When QlikView starts to use more RAM that your Working Memory Set High % as configured in the QMC it will flush old things out of cache.
Hence this is not problem per se, merely QlikView doing goo in memory analytics.
I know this is a bit unnerving until you get used to it, but notwithstanding that is it causing any actual issues ?.
You are right, cache can only be cleared upon a service restart. However, QlikView server manages memory in an optimal way. Cached results are shared between users so there is no duplication within memory as such.

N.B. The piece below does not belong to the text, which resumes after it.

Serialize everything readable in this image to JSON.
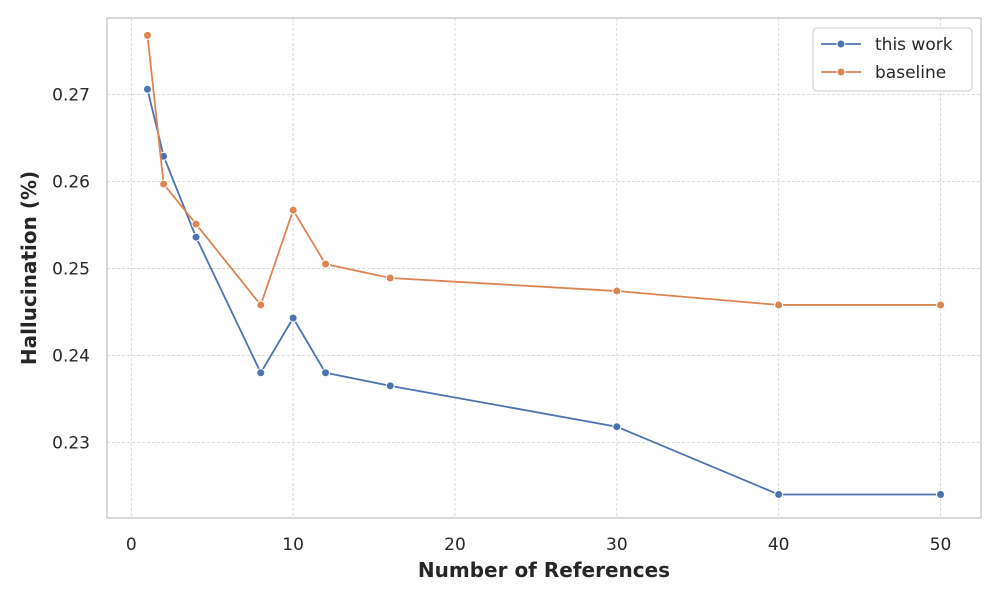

Here's a summary from QlikView's Server Memory tech brief:
- QlikView Server will cache all result sets whilst RAM available for allocation.
- QlikView Server will only release memory when unloading documents. When the application is unloaded from memory, the total amount of allocated memory will drop by the same amount as originally allocated by the application. However, please note that cached result sets will persist in memory as there is no reason to remove any cached result set that might be beneficial later on if there are no other requests for usage of the allocated memory.
- When the value of working set-min is reached, old sessions and cached results are purged to make room for the new values.
- The age, size and the time for calculation are factors in the prioritization of values to purge.
- QlikView Server will purge old sessions when the “maximum inactive session time” is reached.
- High memory usage of the QlikView Server is usually the result of many cached results and as long as paging does not occur, it is a good thing.
Hope that helps.
The cache is only populated by "query" results, things you select or search.
Optimization of QlikView docuemnts starts with not loading any columns you don't really need, reducing the number of discrete field values AKA cardinality (improves compression, symbol table size, and overall lookup speed) and the number of hops between data model extremities (press Ctrl-T in QV Desktop with your document loaded and count the number of association jumps).
But then again, a document with an inordinated amount of tables and a disgusting number of associative key values my perform decently on a huge number of fast cores with 1 Tb of RAM, while a simple 1 fact table-and-three-dimension-table document may perform in a sluggish way on a low-end server.. YMMV.
I wonder if you are getting confused between cache and general performance? QV Server will always take as much RAM as you allow it. So if you allow it 75% of your available RAM, it will always use all of that. You can reduce this by editing your Working Set settings.
You can certainly improve performance by optimising data structures. As of Best Practice, the rule of thumb would be use a link table for small data structures (eg dimensions around a large link table) and when performance starts to wane (as data volumes grow), then start consolidating into a single table. There's no point in prematurely optimising, you're better to go for simplicity and maintainability first.
There's obviously lots more to it and there's never a one size fits all but hopefully this is enough to answer your original question.
The behavior of the QlikView Server (QVS) memory manager can be summarized as follows:
- Once you get hold of "precious" memory bytes, never release them (a lot of rings in this world) You never know when you'll need them...
- Under duress, release memory until reaching the Lower Working set Limit (usually 70% of physicak RAM) Then STOP!
- The maximum amount of RAM you can ever use is the Working set High Limit (usually 90% of available RAM) Oh, leave some bits to poor Bill... (Windows), so never set this to 100% because your will run out of oxygen...
In reality, QlikView Sister (QVS) will not acknowledge QlikView brother (QDS = Qlik Distressed Son - or Slave -, the reload manager) and therefor they will fight for precious memory bytes to the death...May cause some family fights...
And the cache will not necessarily play an active part in this, because even when nobody is visiting the QlikView AP (and all document loads have timed-put), the memory will not be released. Ever.